Electric Shadow

Missed Fracture


Like most of America, I missed Fracture in theaters. It's really a very capable courtroom/procedural howdunnit. It likely inspired an "I'll catch it on cable" from those who saw the trailer. Most people are accustomed to things procedurals like Fracture on TV, not as much in the cinema. It came out on DVD & Blu-ray back in the middle of June, and I'm only just catching up with it. I'm a sucker for courtroom thrillers, which I blame on all the time I spent doing Speech & Debate in school.

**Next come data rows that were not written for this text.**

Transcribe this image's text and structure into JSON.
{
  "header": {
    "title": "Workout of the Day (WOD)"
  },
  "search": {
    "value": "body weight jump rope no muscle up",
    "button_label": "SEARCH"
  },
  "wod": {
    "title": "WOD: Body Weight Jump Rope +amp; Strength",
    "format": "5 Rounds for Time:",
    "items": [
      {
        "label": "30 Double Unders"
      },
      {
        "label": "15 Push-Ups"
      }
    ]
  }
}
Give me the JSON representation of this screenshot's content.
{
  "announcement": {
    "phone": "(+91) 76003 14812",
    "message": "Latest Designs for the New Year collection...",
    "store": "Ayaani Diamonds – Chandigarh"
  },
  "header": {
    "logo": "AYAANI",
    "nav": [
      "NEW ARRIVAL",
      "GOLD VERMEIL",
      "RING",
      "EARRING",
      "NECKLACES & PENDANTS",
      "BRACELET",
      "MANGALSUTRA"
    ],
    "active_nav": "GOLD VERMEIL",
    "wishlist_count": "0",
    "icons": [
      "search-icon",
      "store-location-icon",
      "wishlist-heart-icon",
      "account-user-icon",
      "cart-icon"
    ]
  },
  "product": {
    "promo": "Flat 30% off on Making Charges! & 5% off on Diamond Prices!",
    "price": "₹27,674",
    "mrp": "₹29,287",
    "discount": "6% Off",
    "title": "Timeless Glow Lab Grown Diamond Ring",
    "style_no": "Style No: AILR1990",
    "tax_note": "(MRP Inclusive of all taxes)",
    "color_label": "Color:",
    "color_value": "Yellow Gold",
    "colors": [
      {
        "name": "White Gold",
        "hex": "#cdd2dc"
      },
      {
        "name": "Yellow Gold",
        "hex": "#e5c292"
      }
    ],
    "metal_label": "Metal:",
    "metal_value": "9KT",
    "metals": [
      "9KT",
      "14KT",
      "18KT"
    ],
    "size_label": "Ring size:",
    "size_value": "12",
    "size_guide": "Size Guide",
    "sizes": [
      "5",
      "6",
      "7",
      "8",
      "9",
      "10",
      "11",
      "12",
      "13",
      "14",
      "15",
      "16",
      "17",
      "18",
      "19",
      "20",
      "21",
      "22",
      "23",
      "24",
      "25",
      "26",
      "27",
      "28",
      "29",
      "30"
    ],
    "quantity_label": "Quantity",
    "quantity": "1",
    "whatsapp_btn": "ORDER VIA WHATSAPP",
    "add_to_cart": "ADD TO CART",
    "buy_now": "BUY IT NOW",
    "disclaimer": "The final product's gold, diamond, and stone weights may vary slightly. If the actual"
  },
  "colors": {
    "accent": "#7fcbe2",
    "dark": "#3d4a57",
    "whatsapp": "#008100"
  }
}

Anthony Hopkins plays Ted Crawford, a genius mechanical engineer whose wife (Embeth Davidtz) unapologetically cheats on him. He shoots her, and does a near-perfect job of covering it up. Ryan Gosling plays hotshot Assistant District Attorney Willy Beachum, who has rarely lost a case. Willy is ready to jump ship from public service to corporate law when he's stuck prosecuting the Crawford case. No matter how hard he tries, Willy is trumped by Crawford at every turn. In stock component terms, this movie is very much The Lawyer Gets a Soul combined with The Madman Genius Commits a Crime.


Hopkins' niche talent for playing sinister geniuses may make this movie look like a retread. No, it's nothing like Silence of the Lambs, but it is on the same order as Instinct: very well-crafted and well-acted. David Strathairn plays Gosling's boss, Rosamund Pike his boss-to-be/lover Nikki, and Bob Gunton shows up as Pike's father, a judge. Cliff Curtis does solid work in this as he did in Crossing Over. There's not as much for him to do here, but he's still good. I wish more people saw the movies he's in.


The combination of Hopkins and Gosling was already enough to get me to put it in my "someday" stack. The thing that really compelled me to look at the disc was the pair of Test Screening Alternate Endings at around eleven minutes each. They're very closesly-related versions of one another, with neither woking as well as the final one. There is no Commentary present nor a Behind-the-Scenes featurette to reveal how the cut of the movie evolved. The only clues are in those vastly inferior previous endings and the collection of Alternate and Deleted Scenes.

A couple scenes are alternate versions of an inferred love scene from the final version are included, which don't work as well as what was finally used. The extended/alternate introduction to Willy is likewise not great. The scene with Willy carrying Nikki downstairs characterizes her as more of a little girl in a lawyer's body than Pike's performance otherwise indicates. Had it been left in, Nikki would have just been some girl from The Hills who slept her way through law school.

Director Gregory Hoblit (Primal Fear) is great with courtroom drama material, and this is no exception. I think it's really almost impossible to rewrite the rules of the genre without blending it (courtroom horror or stop-motion animation, anyone?). The movie is worth a watch, whether renting/Netflixing or purchasing.